A obra faz um levantamento panorâmico da produção significativa da arquitetura brasileira e, mesmo em face dos desafios enfrentados, não parece exagero dizer que ela se transformou em um importante documento da historiografia sobre a arquitetura brasileira do País. Estruturada em nove módulos temáticos (Indígena, Linguagem Clássica, Arquitetura Moderna e Brasília – Volume 1; Popular, Anos 60-70, Anos 80, Anos 90 e Desenhando o futuro – Volume 2) cada módulo foi entregue a um pesquisador convidado. Todavia, a metodologia que a divisão dos módulos apresenta é de nossa inteira responsabilidade, ao compreender a arquitetura como fato complexo, cuja essência está no sentido que tece as múltiplas tramas ou partes que constituem um lugar construído.
A meta não foi apenas rever o passado, mas encontrar, prioritariamente, referências importantes para pensar um futuro que em parte nasce das possibilidades que oferecem o nosso patrimônio construído de ser matéria palpável e símbolo. Nesse sentido, o recorte que fizemos certamente é uma redução da realidade de cinco séculos, mas que permite aflorar fios de espessuras e tramas de tal modo variadas que desafiam esse universo pleno de possibilidades exploradas e ainda por explorar.
Neste contexto, o Volume 1 abre com um capítulo sobre Arquitetura Indígena, de autoria do prof.

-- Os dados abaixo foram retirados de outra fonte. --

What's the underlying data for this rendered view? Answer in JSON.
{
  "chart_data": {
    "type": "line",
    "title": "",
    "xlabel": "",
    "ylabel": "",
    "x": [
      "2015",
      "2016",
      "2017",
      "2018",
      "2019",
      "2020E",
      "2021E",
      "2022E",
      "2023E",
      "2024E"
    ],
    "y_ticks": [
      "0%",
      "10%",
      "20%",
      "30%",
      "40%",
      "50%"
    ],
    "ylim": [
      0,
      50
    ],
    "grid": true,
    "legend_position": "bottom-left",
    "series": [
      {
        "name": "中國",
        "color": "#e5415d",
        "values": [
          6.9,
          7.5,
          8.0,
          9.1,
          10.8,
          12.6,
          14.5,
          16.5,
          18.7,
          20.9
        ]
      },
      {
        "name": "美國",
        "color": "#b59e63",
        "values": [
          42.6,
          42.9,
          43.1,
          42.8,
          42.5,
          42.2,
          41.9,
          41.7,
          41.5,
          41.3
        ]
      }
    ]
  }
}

Jorge Derenji, que apresenta um acervo de informações e de tipos construtivos, de modos de construir, edificar e de se apropriar do espaço físico, por parte das sociedades indígenas brasileiras. Documenta aspectos intocados do ambiente construído indígena, registra as mudanças que vêm ocorrendo, tendo como maior fator a miscigenação de raças e costumes, para apresentar uma preocupação preservacionista daquele acervo que aos poucos vai se dissolvendo. Se a arquitetura indígena é feita para durar menos do que a vida de seus autores, o modo de construir permaneceu e chegou a atualidade, à despeito das fragilidades da arquitetura e da manutenção das culturas desses primeiros povos do país.

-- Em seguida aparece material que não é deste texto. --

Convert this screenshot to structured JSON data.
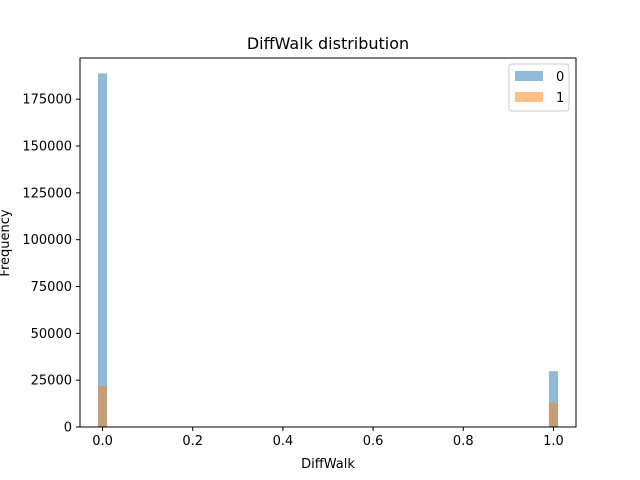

O período histórico que expressa a linguagem clássica da arquitetura brasileira é abordado pelo prof. Geraldo Gomes da Silva, no capítulo 2. Segundo o autor, “todas as linguagens arquitetônicas, salvo raros exemplares do neo-gótico e do neo-românico, nesses quatro séculos, podem ser entendidas como variantes da linguagem clássica” [1]. Numa abordagem original, mostra como esses séculos são normalmente estudados de forma compartimentada sem que sejam confrontadas com as linguagens classicizantes ecléticas que antecederam o período denominado modernista. Relata os vários tipos arquitetônicos que fizeram parte da história da arquitetura brasileira desde o século XVI até aqueles que prenunciam o modernismo.
O modernismo, por sua vez, é apresentado pelo prof. Carlos Comas, que expõe uma visão do movimento moderno desde sua incubação à fase que ele denomina de mutação, justificando com este nome, seu ponto de vista de que “para o bem e para o mal, a unidade está perdida e é sem volta.”[2] Para tanto, percorre obras emblemáticas tais como o prédio do Ministério da Educação e Saúde, no Rio de Janeiro.
O quarto capítulo que encerra volume 1 o com o tema Brasília, é de autoria de Maria Elisa Costa. Seu texto aponta em Brasília as qualidades que a aproxima de uma cidade igual a qualquer outra do Brasil, um depoimento único e pessoal sobre a cidade símbolo das idéias modernistas no mundo, mostrando como Lucio Costa soube se apropriar da história urbanística brasileira e superá-la sem negá-la.
O Volume 2 sintetiza a produção contemporânea brasileira em dois tipos de capítulo: temáticos e cronológicos. Arquitetura popular e desenhando o futuro (respectivamente 1 e 5) são os capítulos temáticos, e os capítulos cronológicos versam respectivamente sobre as décadas de 60 e 70; sobre a década de 80 e sobre a década de 90.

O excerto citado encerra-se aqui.